Now, after expanding in other northern cities such as Iquique and Arica, Tren de Aragua is preparing to fight for Antofagasta, according to consultant Zeballos. “A very violent future is foreseen in Antofagasta.”
Pedro Araya, a native of the city and a senator for the region, says the place is cursed by both its geographical position and mining wealth. Chile is the world’s largest producer of copper, and the region of Antofagasta is at the heart of the industry, with more than $17 billion in projects in the pipeline through 2032.
“This means a higher inflow of people into the region, from mining workers to criminals looking to seize new economic opportunities,” Araya said. “There is the potential for an absolute loss of control of the northern region.”
First priority
As Chile arrests more gang members, the race is on to stop the prison system from becoming a new command nucleus for organized crime.

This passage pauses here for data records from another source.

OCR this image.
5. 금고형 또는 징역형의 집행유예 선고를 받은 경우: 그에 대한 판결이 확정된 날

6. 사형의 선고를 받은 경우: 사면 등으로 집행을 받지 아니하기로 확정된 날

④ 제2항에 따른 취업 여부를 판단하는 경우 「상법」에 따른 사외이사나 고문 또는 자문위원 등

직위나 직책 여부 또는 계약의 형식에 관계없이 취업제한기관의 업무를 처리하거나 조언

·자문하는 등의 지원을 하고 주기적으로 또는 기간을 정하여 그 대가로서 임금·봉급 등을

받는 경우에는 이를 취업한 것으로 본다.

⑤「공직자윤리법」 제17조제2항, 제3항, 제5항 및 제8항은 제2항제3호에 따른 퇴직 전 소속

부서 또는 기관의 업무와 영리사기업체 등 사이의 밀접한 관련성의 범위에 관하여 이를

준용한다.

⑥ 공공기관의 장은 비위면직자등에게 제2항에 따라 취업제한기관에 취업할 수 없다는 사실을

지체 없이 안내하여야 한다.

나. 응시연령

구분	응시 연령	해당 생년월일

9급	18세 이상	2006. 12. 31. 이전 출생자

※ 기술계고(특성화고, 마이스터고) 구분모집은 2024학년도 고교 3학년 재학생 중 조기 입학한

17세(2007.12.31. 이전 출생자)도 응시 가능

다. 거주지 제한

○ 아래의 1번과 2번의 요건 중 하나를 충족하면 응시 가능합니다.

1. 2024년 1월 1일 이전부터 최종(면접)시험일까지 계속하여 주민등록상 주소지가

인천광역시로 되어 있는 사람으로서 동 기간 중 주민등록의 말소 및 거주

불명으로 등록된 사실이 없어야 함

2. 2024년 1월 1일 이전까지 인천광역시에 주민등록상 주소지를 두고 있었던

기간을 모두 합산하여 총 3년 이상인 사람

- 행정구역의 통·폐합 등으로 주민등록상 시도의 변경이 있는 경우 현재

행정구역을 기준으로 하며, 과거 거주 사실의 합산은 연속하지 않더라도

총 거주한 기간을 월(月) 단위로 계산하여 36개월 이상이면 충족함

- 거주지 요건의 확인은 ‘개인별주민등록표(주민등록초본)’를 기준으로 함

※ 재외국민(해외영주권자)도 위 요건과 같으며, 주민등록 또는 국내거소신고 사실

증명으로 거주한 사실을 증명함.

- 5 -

Preventing corruption is going to be a key part of that effort.
“Criminal organization and state corruption are two sides of the same coin,” said Fernando Guzman, a judge who has made regular visits to Santiago I. “It is impossible to build a powerful criminal enterprise, with significant profitability, without an alliance with some state agencies.”
There have been some isolated cases of corruption among the police force and prison guards.
President Boric reiterated that public security will be a main priority for next year when he unveiled the nation’s budget proposal on Sept. 29. He will spend an extra $30 million in 2025 just to fight organized crime inside prisons.
“Prisons haven’t just become a school of crime,” Guzman said. “They are also a place to finance and recruit members for organized crime.”
What that means for prisoners like Marcelo remains to be seen.
He was able to get medical assistance after his attack by telling the prison guards that he accidentally cut his arm with a can. Once away from his cell block, he was able to report what happened.
Ultimately, Marcelo was moved to a different cell for his own safety, and then to house arrest — but not before his girlfriend had wired over $100 to his attackers. He is awaiting trail for December, with the prosecutor requesting a 10-year sentence for drug trafficking, the harshest term possible.